Octopus Holdings Limited
- Company type: Joint venture
- Founded: Hong Kong, (2005)
- Headquarters: Hong Kong
- Key people: Sunny Cheung Yiu-tong, CEO
- Products: Octopus card
- Website: http://www.octopus.com.hk

= Octopus Holdings Limited =

Hong Kong holding company

Octopus Holdings Limited (八達通控股公司) is a holding company based in Hong Kong jointly owned by five major transport companies in the city. Its subsidiaries, which are all wholly owned, operate the various functions of the Octopus card in both its commercial and non-commercial usage. In 2006, the company gained international recognition by winning the Chairman's Award of the World Information Technology and Services Alliance's 2006 Global IT Excellence Award for the Octopus card system.

In January 2021, Bravo Transport, parent company of operators Citybus and New World First Bus, sold most of its stake in Octopus Holdings Limited to MTR Corporation, and the small remainder to another company.

==Company restructure==
Prompted by the business expansion of the Octopus card, Octopus Holdings Limited was formed in 2005 after a company restructure of Octopus card operator Octopus Cards Limited. The Octopus card is used by card holders as an electronic payment system, and as such, the Octopus card system is considered a commercial business and is regulated by the Hong Kong Monetary Authority. The non-commercial businesses of the company, such as the consumer rewards program, consumer market research, and investment holdings, on the other hand, are not subjected to such regulations. The company restructure placed Octopus Cards Limited as a subsidiary of Octopus Holdings Limited, while the non-payment businesses of the company were placed under other subsidiaries, such that its payment businesses are independent of its non-payment businesses. Additionally, Octopus Holdings Limited has also expanded the use of the Octopus card system internationally, operating its businesses outside Hong Kong under a subsidiary.

==Subsidiaries==
There are five wholly owned subsidiaries of Octopus Holdings Limited.
- Octopus Cards Limited operates the Octopus card in Hong Kong as an electronic payment system.
- Octopus Rewards Limited operates and develops Octopus Rewards, a consumer rewards programme for Octopus card customers.
- Octopus International Projects Limited provides international consultancy services for automatic fare collection systems.
- Octopus Investments Limited is an investment holding company.
- Octopus China Investments Limited is an investment holding company for China-related projects.

==Shareholding==
As of 2007, Octopus Holdings Limited is a joint-venture business owned by five transport companies in Hong Kong; 57.4% by the MTR Corporation, 22.1% by the Kowloon-Canton Railway Corporation, 12.4% by Kowloon Motor Bus, 5% by Citybus, and 3.1% by New World First Bus. Since the Government of Hong Kong owns 76.8% of the MTR Corporation (as of 31 December 2009) and wholly owns the Kowloon-Canton Railway Corporation, it is the biggest effective shareholder of Octopus Holdings Limited.

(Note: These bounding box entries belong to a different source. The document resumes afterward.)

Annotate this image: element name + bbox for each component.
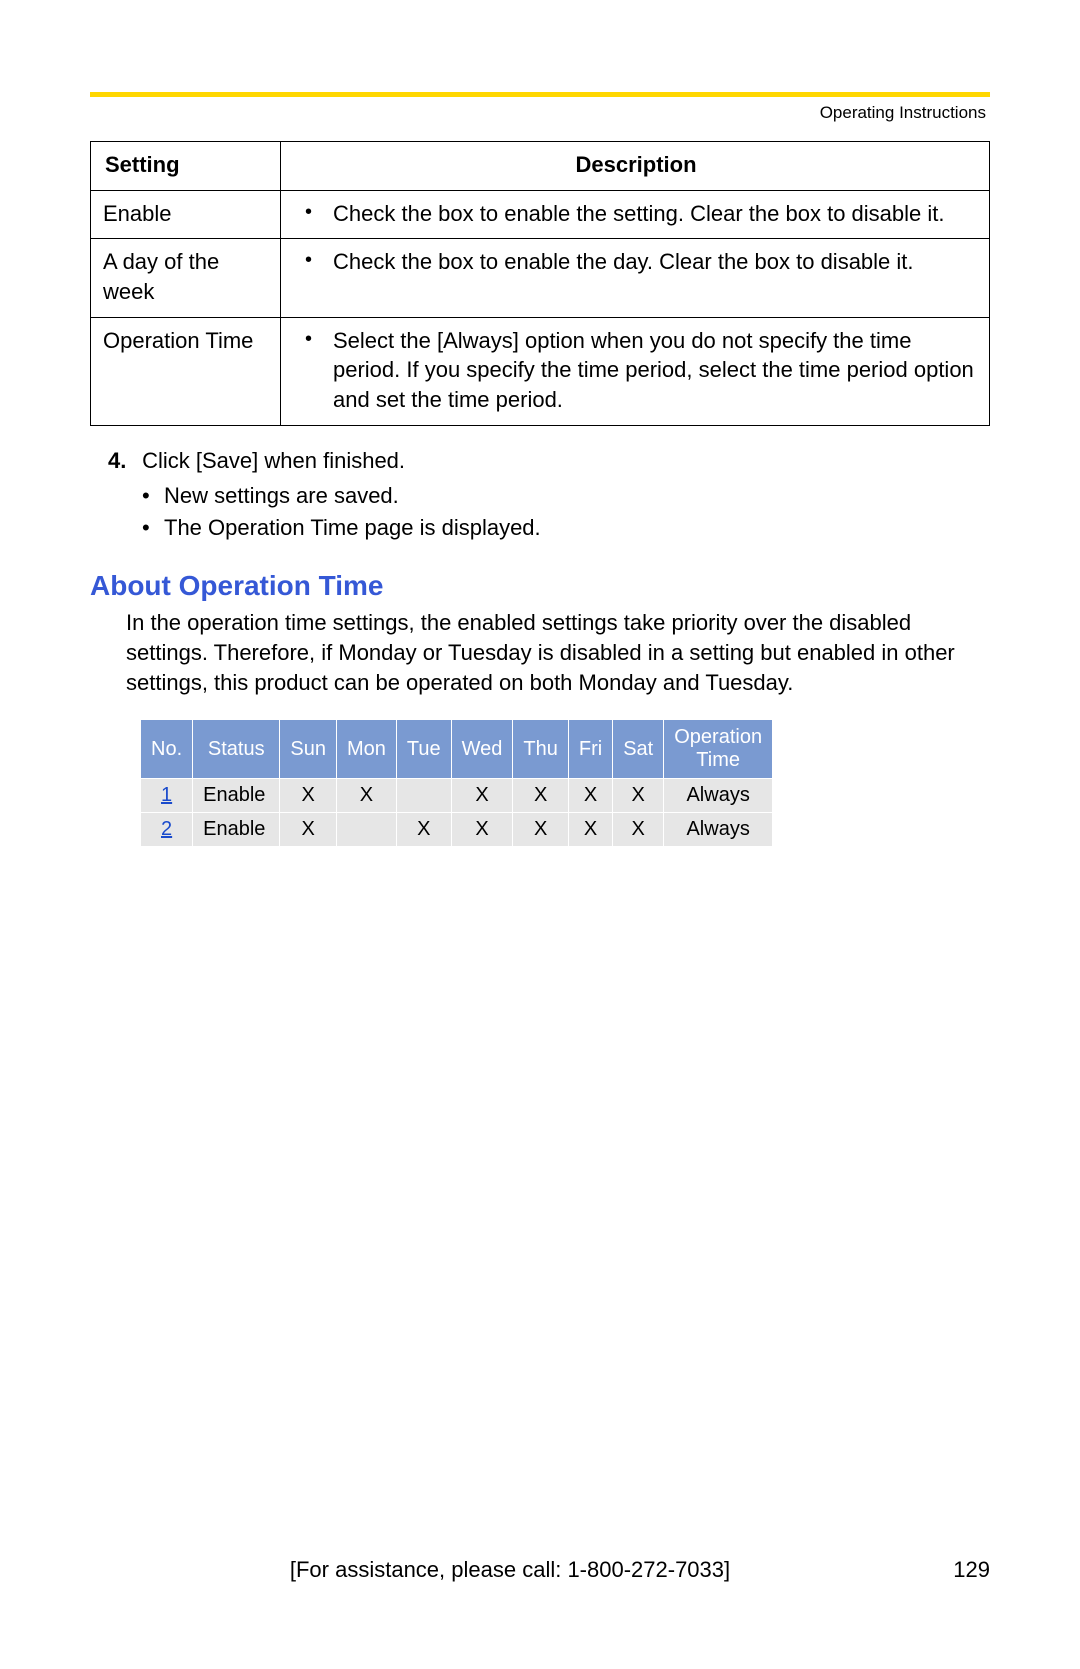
section-body: In the operation time settings, the enab… — [126, 608, 990, 697]
step-bullet: New settings are saved. — [138, 481, 990, 512]
setting-description: •Check the box to enable the day. Clear … — [281, 239, 990, 317]
op-row: 1 Enable X X X X X X Always — [141, 779, 773, 813]
op-col-tue: Tue — [396, 720, 451, 779]
settings-row: A day of the week •Check the box to enab… — [91, 239, 990, 317]
op-cell-fri: X — [568, 779, 612, 813]
setting-name: Operation Time — [91, 317, 281, 425]
op-cell-thu: X — [513, 813, 568, 847]
settings-col-description: Description — [281, 142, 990, 191]
settings-table: Setting Description Enable •Check the bo… — [90, 141, 990, 426]
op-row-no-link[interactable]: 1 — [141, 779, 193, 813]
step-number: 4. — [108, 446, 136, 477]
settings-row: Operation Time •Select the [Always] opti… — [91, 317, 990, 425]
op-cell-sun: X — [280, 813, 337, 847]
op-cell-mon: X — [337, 779, 397, 813]
settings-col-setting: Setting — [91, 142, 281, 191]
step-text: Click [Save] when finished. — [142, 448, 405, 473]
settings-row: Enable •Check the box to enable the sett… — [91, 190, 990, 239]
op-col-sun: Sun — [280, 720, 337, 779]
op-cell-sat: X — [613, 779, 664, 813]
op-cell-tue — [396, 779, 451, 813]
op-col-sat: Sat — [613, 720, 664, 779]
header-label: Operating Instructions — [90, 103, 990, 123]
op-cell-optime: Always — [664, 813, 773, 847]
op-cell-mon — [337, 813, 397, 847]
op-col-wed: Wed — [451, 720, 513, 779]
op-row: 2 Enable X X X X X X Always — [141, 813, 773, 847]
step-bullet: The Operation Time page is displayed. — [138, 513, 990, 544]
operation-time-table: No. Status Sun Mon Tue Wed Thu Fri Sat O… — [140, 719, 773, 847]
op-row-status: Enable — [193, 779, 280, 813]
section-heading: About Operation Time — [90, 570, 990, 602]
op-col-mon: Mon — [337, 720, 397, 779]
step-block: 4. Click [Save] when finished. New setti… — [108, 446, 990, 544]
page-footer: [For assistance, please call: 1-800-272-… — [90, 1557, 990, 1583]
op-cell-optime: Always — [664, 779, 773, 813]
op-cell-sun: X — [280, 779, 337, 813]
op-cell-tue: X — [396, 813, 451, 847]
op-row-no-link[interactable]: 2 — [141, 813, 193, 847]
op-row-status: Enable — [193, 813, 280, 847]
op-cell-wed: X — [451, 813, 513, 847]
setting-description: •Select the [Always] option when you do … — [281, 317, 990, 425]
accent-bar — [90, 92, 990, 97]
op-col-thu: Thu — [513, 720, 568, 779]
op-cell-thu: X — [513, 779, 568, 813]
op-cell-fri: X — [568, 813, 612, 847]
op-col-no: No. — [141, 720, 193, 779]
op-col-optime: OperationTime — [664, 720, 773, 779]
setting-name: A day of the week — [91, 239, 281, 317]
footer-assistance: [For assistance, please call: 1-800-272-… — [90, 1557, 930, 1583]
footer-page-number: 129 — [930, 1557, 990, 1583]
op-col-status: Status — [193, 720, 280, 779]
op-cell-sat: X — [613, 813, 664, 847]
op-col-fri: Fri — [568, 720, 612, 779]
setting-name: Enable — [91, 190, 281, 239]
setting-description: •Check the box to enable the setting. Cl… — [281, 190, 990, 239]
op-cell-wed: X — [451, 779, 513, 813]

==Personal data controversy==

Chief executive Prudence Chan was under pressure to resign for having made inconsistent disclosures about the sale of personal data by one or more Octopus subsidiaries. Before a Legislative Council's finance affairs panel meeting, legislators from all parties accused her of attempting to mislead the public, thus precipitating a crisis of confidence in the company, and putting the company into disrepute.